Agreed. Reverting this patch wouldn't move us forward on constrained FP handling. What I'm saying (and what I think @nastafev is saying) is that this patch is taking a built-in that allows the user to express specific signalling behavior and throwing away that aspect of its semantics. Granted we do say that FP environment access is unsupported, so technically unmasking FP exceptions or even reading the status flag is undefined behavior. But it seems like there's a pretty big difference between using that claim to justify enabling some optimization that might do constant folding in a way that assumes the default rounding mode versus using that claim to disregard part of the semantics of a built-in that is modeling a target-specific instruction.

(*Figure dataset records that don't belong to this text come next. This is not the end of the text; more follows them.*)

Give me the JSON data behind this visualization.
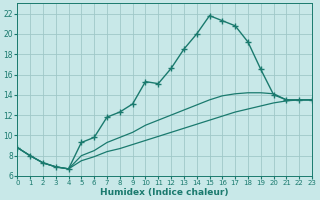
{
  "xlabel": "Humidex (Indice chaleur)",
  "bg_color": "#c8e8e8",
  "grid_color": "#a0c8c8",
  "line_color": "#1a7a6e",
  "xlim": [
    0,
    23
  ],
  "ylim": [
    6,
    23
  ],
  "xticks": [
    0,
    1,
    2,
    3,
    4,
    5,
    6,
    7,
    8,
    9,
    10,
    11,
    12,
    13,
    14,
    15,
    16,
    17,
    18,
    19,
    20,
    21,
    22,
    23
  ],
  "yticks": [
    6,
    8,
    10,
    12,
    14,
    16,
    18,
    20,
    22
  ],
  "curve1_x": [
    0,
    1,
    2,
    3,
    4,
    5,
    6,
    7,
    8,
    9,
    10,
    11,
    12,
    13,
    14,
    15,
    16,
    17,
    18,
    19,
    20,
    21,
    22,
    23
  ],
  "curve1_y": [
    8.8,
    8.0,
    7.3,
    6.9,
    6.7,
    9.3,
    9.8,
    11.8,
    12.3,
    13.1,
    15.3,
    15.1,
    16.6,
    18.5,
    20.0,
    21.8,
    21.3,
    20.8,
    19.2,
    16.5,
    14.0,
    13.5,
    13.5,
    13.5
  ],
  "curve2_x": [
    0,
    1,
    2,
    3,
    4,
    5,
    6,
    7,
    8,
    9,
    10,
    11,
    12,
    13,
    14,
    15,
    16,
    17,
    18,
    19,
    20,
    21,
    22,
    23
  ],
  "curve2_y": [
    8.8,
    8.0,
    7.3,
    6.9,
    6.7,
    8.0,
    8.5,
    9.3,
    9.8,
    10.3,
    11.0,
    11.5,
    12.0,
    12.5,
    13.0,
    13.5,
    13.9,
    14.1,
    14.2,
    14.2,
    14.1,
    13.5,
    13.5,
    13.5
  ],
  "curve3_x": [
    0,
    1,
    2,
    3,
    4,
    5,
    6,
    7,
    8,
    9,
    10,
    11,
    12,
    13,
    14,
    15,
    16,
    17,
    18,
    19,
    20,
    21,
    22,
    23
  ],
  "curve3_y": [
    8.8,
    8.0,
    7.3,
    6.9,
    6.7,
    7.5,
    7.9,
    8.4,
    8.7,
    9.1,
    9.5,
    9.9,
    10.3,
    10.7,
    11.1,
    11.5,
    11.9,
    12.3,
    12.6,
    12.9,
    13.2,
    13.4,
    13.5,
    13.5
  ]
}
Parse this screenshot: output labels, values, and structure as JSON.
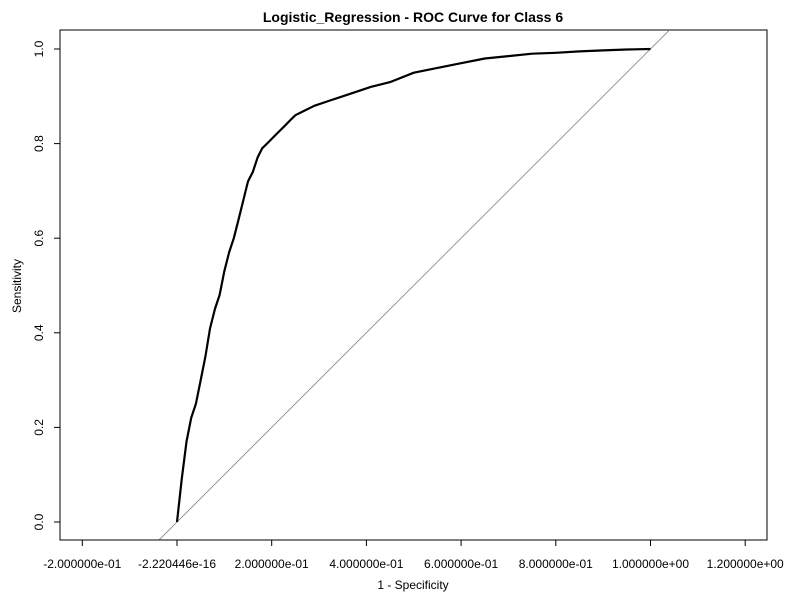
{
  "chart_data": {
    "type": "line",
    "title": "Logistic_Regression - ROC Curve for Class 6",
    "xlabel": "1 - Specificity",
    "ylabel": "Sensitivity",
    "xlim": [
      -0.2,
      1.2
    ],
    "ylim": [
      0.0,
      1.0
    ],
    "grid": false,
    "legend": "none",
    "x_ticks": [
      {
        "value": -0.2,
        "label": "-2.000000e-01"
      },
      {
        "value": 0.0,
        "label": "-2.220446e-16"
      },
      {
        "value": 0.2,
        "label": "2.000000e-01"
      },
      {
        "value": 0.4,
        "label": "4.000000e-01"
      },
      {
        "value": 0.6,
        "label": "6.000000e-01"
      },
      {
        "value": 0.8,
        "label": "8.000000e-01"
      },
      {
        "value": 1.0,
        "label": "1.000000e+00"
      },
      {
        "value": 1.2,
        "label": "1.200000e+00"
      }
    ],
    "y_ticks": [
      {
        "value": 0.0,
        "label": "0.0"
      },
      {
        "value": 0.2,
        "label": "0.2"
      },
      {
        "value": 0.4,
        "label": "0.4"
      },
      {
        "value": 0.6,
        "label": "0.6"
      },
      {
        "value": 0.8,
        "label": "0.8"
      },
      {
        "value": 1.0,
        "label": "1.0"
      }
    ],
    "series": [
      {
        "color": "#000000",
        "x": [
          0.0,
          0.01,
          0.02,
          0.03,
          0.04,
          0.05,
          0.06,
          0.07,
          0.08,
          0.09,
          0.1,
          0.11,
          0.12,
          0.13,
          0.14,
          0.15,
          0.16,
          0.17,
          0.18,
          0.19,
          0.2,
          0.21,
          0.22,
          0.23,
          0.24,
          0.25,
          0.27,
          0.29,
          0.32,
          0.35,
          0.38,
          0.41,
          0.45,
          0.5,
          0.55,
          0.6,
          0.65,
          0.7,
          0.75,
          0.8,
          0.85,
          0.9,
          0.95,
          1.0
        ],
        "y": [
          0.0,
          0.09,
          0.17,
          0.22,
          0.25,
          0.3,
          0.35,
          0.41,
          0.45,
          0.48,
          0.53,
          0.57,
          0.6,
          0.64,
          0.68,
          0.72,
          0.74,
          0.77,
          0.79,
          0.8,
          0.81,
          0.82,
          0.83,
          0.84,
          0.85,
          0.86,
          0.87,
          0.88,
          0.89,
          0.9,
          0.91,
          0.92,
          0.93,
          0.95,
          0.96,
          0.97,
          0.98,
          0.985,
          0.99,
          0.992,
          0.995,
          0.997,
          0.999,
          1.0
        ]
      },
      {
        "color": "#808080",
        "x": [
          -0.2,
          1.2
        ],
        "y": [
          -0.2,
          1.2
        ]
      }
    ]
  }
}
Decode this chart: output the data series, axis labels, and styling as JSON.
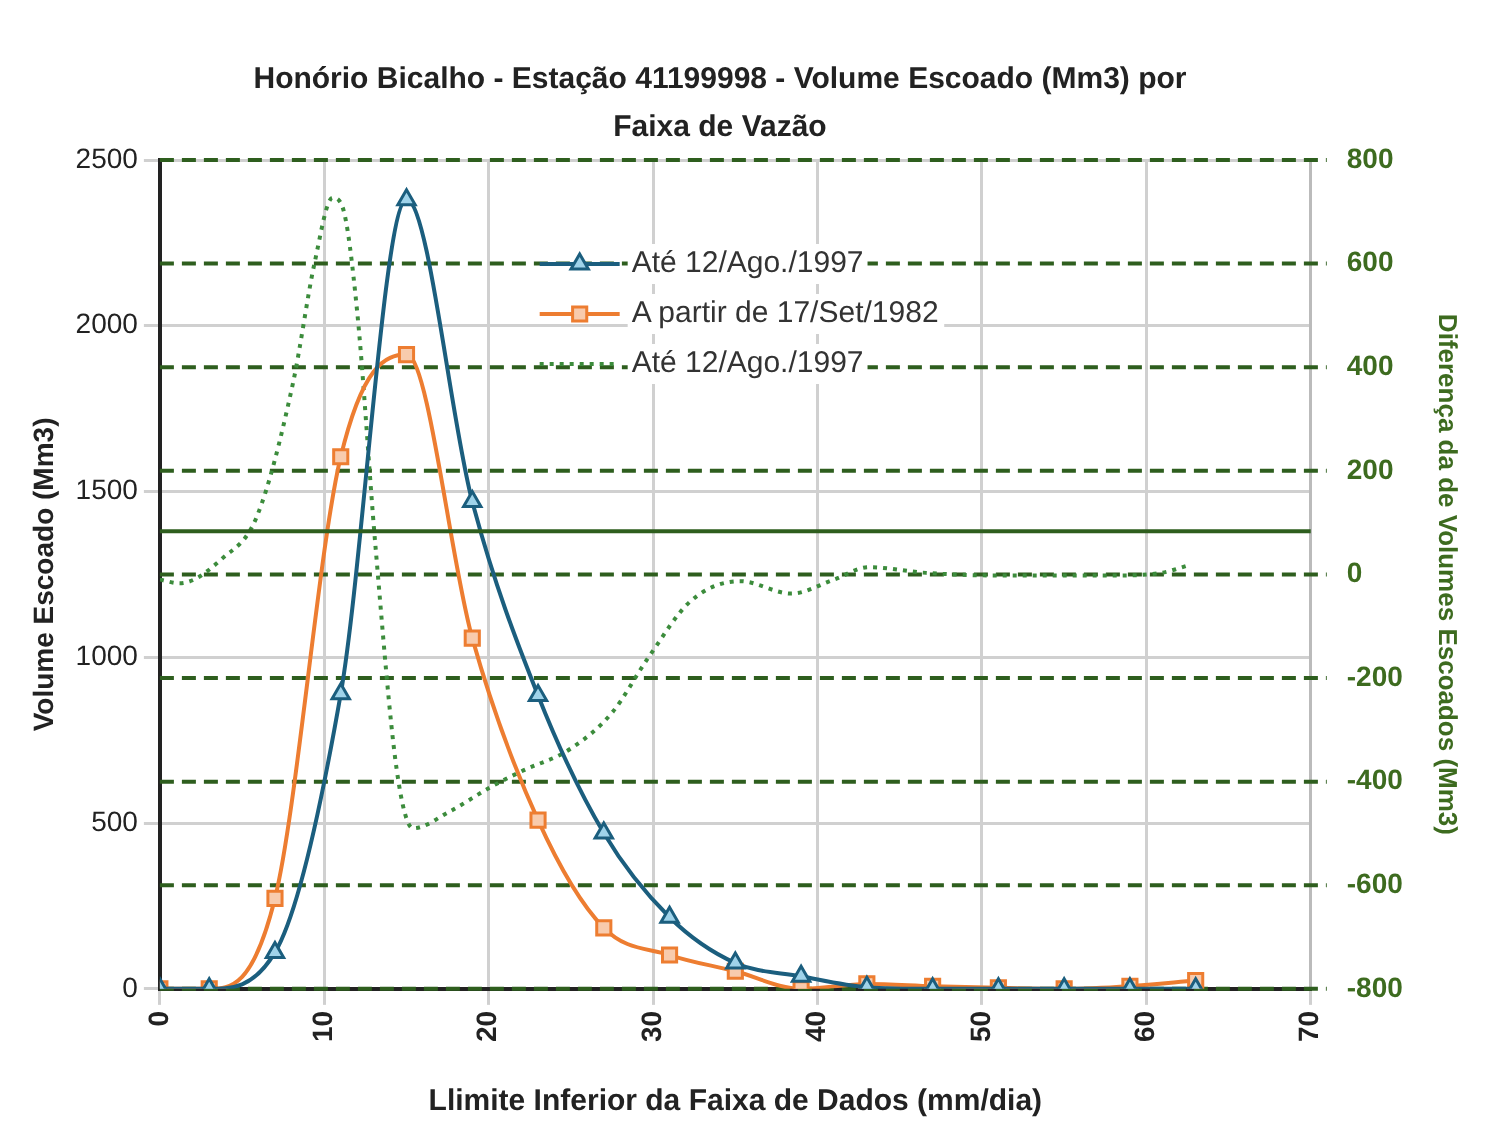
{
  "chart_data": {
    "type": "line",
    "title": "Honório Bicalho -  Estação 41199998 - Volume Escoado (Mm3) por Faixa de Vazão",
    "xlabel": "Llimite Inferior da Faixa de Dados (mm/dia)",
    "ylabel": "Volume Escoado (Mm3)",
    "y2label": "Diferença da de Volumes Escoados (Mm3)",
    "x": [
      0,
      3,
      7,
      11,
      15,
      19,
      23,
      27,
      31,
      35,
      39,
      43,
      47,
      51,
      55,
      59,
      63
    ],
    "xlim": [
      0,
      70
    ],
    "xticks": [
      0,
      10,
      20,
      30,
      40,
      50,
      60,
      70
    ],
    "ylim": [
      0,
      2500
    ],
    "yticks": [
      0,
      500,
      1000,
      1500,
      2000,
      2500
    ],
    "y2lim": [
      -800,
      800
    ],
    "y2ticks": [
      -800,
      -600,
      -400,
      -200,
      0,
      200,
      400,
      600,
      800
    ],
    "grid": true,
    "legend": "top right",
    "ref_lines": [
      {
        "axis": "y",
        "value": 1380,
        "color": "#2e5e1e",
        "line_style": "solid"
      }
    ],
    "series": [
      {
        "name": "Até 12/Ago./1997",
        "color": "#1b5e7e",
        "marker": "triangle",
        "values": [
          0,
          0,
          110,
          890,
          2380,
          1470,
          885,
          470,
          216,
          78,
          38,
          5,
          0,
          0,
          0,
          0,
          0
        ]
      },
      {
        "name": "A partir de 17/Set/1982",
        "color": "#ed7d31",
        "marker": "square",
        "values": [
          0,
          0,
          273,
          1605,
          1913,
          1058,
          509,
          184,
          102,
          53,
          0,
          15,
          8,
          3,
          0,
          8,
          25
        ]
      },
      {
        "name": "Até 12/Ago./1997",
        "color": "#3c8c3c",
        "marker": "none",
        "line_style": "dotted",
        "axis": "y2",
        "x": [
          0,
          1.2,
          3.8,
          5.9,
          8.1,
          9.4,
          10.5,
          11.1,
          12,
          13.1,
          14.4,
          15.4,
          17.6,
          20.2,
          22,
          25,
          27.5,
          29.7,
          32.3,
          35.3,
          38.4,
          41,
          43.1,
          46.6,
          50.9,
          57.9,
          60.9,
          62.6
        ],
        "values": [
          -10,
          -17,
          31,
          112,
          370,
          600,
          727,
          710,
          507,
          59,
          -376,
          -490,
          -458,
          -409,
          -380,
          -336,
          -267,
          -161,
          -51,
          -13,
          -37,
          -10,
          14,
          3,
          -2,
          -2,
          3,
          18
        ]
      }
    ]
  }
}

I'm not insisting that we have to revert this patch or anything like that. I'm just saying that we should think about it. My personal preference would actually be to have this code re-implemented using the new constrained fcmp intrinsic when it lands. That still leaves the masking part of this unsettled, but as you say that's probably not a priority right now.

BTW, here's a link to the constrained fcmp review: https://reviews.llvm.org/D54121

Thanks, I agree with @andrew.w.kaylor and his interpretation.
I was trying to convey the message that the programmer operating with intrinsics relies on the semantics they carry because there's no other way to express that semantics. Re-optimizing what's already optimized (hand-written code with intrinsics) may be nice, but not critical in his (my) view, whereas violating semantics defeats the purpose - I could have written that same loop around generic compare myself if that was enough for my purposes. I would not insist on the way you resolve this, this is not urgent, but I do believe this is a regression and it deserves a fix.